Remember, that once you fulfill the index.js file for the resource, the model, typeDefs, resolvers, and datasource are dynamically loaded into the application, and you can immediately begin querying the new resource after the server restarts.

In your browser, go to your app URL localhost:APP_PORT/graphql to test the graphql API.

GraphiQL Setup (GraphQL IDE)

If this is your first time setting up the environment, apply this fix to your GraphiQL Settings: https://github.com/codihuston/gairos/issues/14

This is required in order to test the GraphQL Mutations that use the GoogleAPI; you must auth through localhost:APP_PORT/auth/google, and then subsequent requests sent through the GraphiQL IDE will have your google auth tokens attached to them.

NOTE: This does not apply to the testing environment because the google API requests are mocked out.
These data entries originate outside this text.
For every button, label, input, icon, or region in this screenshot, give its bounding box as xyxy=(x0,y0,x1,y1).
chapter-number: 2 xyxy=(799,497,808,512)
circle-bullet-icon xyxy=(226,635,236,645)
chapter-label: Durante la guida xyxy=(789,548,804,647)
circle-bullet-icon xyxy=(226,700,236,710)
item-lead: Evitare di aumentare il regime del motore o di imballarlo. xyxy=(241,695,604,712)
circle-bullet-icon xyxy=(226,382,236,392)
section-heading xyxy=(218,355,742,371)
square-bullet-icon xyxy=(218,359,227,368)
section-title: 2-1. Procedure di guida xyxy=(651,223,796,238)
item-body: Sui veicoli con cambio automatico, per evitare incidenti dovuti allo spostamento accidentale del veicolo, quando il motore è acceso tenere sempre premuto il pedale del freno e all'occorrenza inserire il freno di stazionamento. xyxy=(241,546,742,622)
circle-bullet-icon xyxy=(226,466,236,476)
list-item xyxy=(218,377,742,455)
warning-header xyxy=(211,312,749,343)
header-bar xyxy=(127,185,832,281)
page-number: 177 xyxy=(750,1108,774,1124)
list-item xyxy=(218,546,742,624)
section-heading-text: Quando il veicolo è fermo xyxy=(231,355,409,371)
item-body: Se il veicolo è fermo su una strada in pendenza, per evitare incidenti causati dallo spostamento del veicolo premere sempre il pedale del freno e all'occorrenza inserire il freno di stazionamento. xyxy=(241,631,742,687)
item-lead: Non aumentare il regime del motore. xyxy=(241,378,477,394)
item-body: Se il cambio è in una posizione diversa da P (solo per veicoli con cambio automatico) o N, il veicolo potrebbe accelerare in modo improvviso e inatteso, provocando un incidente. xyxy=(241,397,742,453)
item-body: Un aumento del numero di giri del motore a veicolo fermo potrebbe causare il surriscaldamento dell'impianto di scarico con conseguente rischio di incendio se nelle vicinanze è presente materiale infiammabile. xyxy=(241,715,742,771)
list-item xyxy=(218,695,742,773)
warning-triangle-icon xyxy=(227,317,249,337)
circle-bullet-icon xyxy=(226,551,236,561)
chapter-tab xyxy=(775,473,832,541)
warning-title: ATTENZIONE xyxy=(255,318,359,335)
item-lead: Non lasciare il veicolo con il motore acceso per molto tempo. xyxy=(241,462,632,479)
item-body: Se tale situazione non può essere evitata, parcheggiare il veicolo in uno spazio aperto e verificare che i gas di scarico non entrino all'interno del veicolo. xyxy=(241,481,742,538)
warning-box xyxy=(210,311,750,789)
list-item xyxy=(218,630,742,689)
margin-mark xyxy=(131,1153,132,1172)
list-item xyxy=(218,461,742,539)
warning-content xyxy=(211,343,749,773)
This should also not apply to production because the session should be properly managed between the front-end and back-end without the same-origin issue described in the linked issue.

Continuous Integration Pipeline (CI/CD)

View the .travis.yml file in the root of the project. Note that the test command does not explicitly set the NODE_ENV environment variable. This must be explicitly set in the CI/CD configuration (the aforementioned .yml file). That way, when running the yarn run test:* commands, the correct environment is used.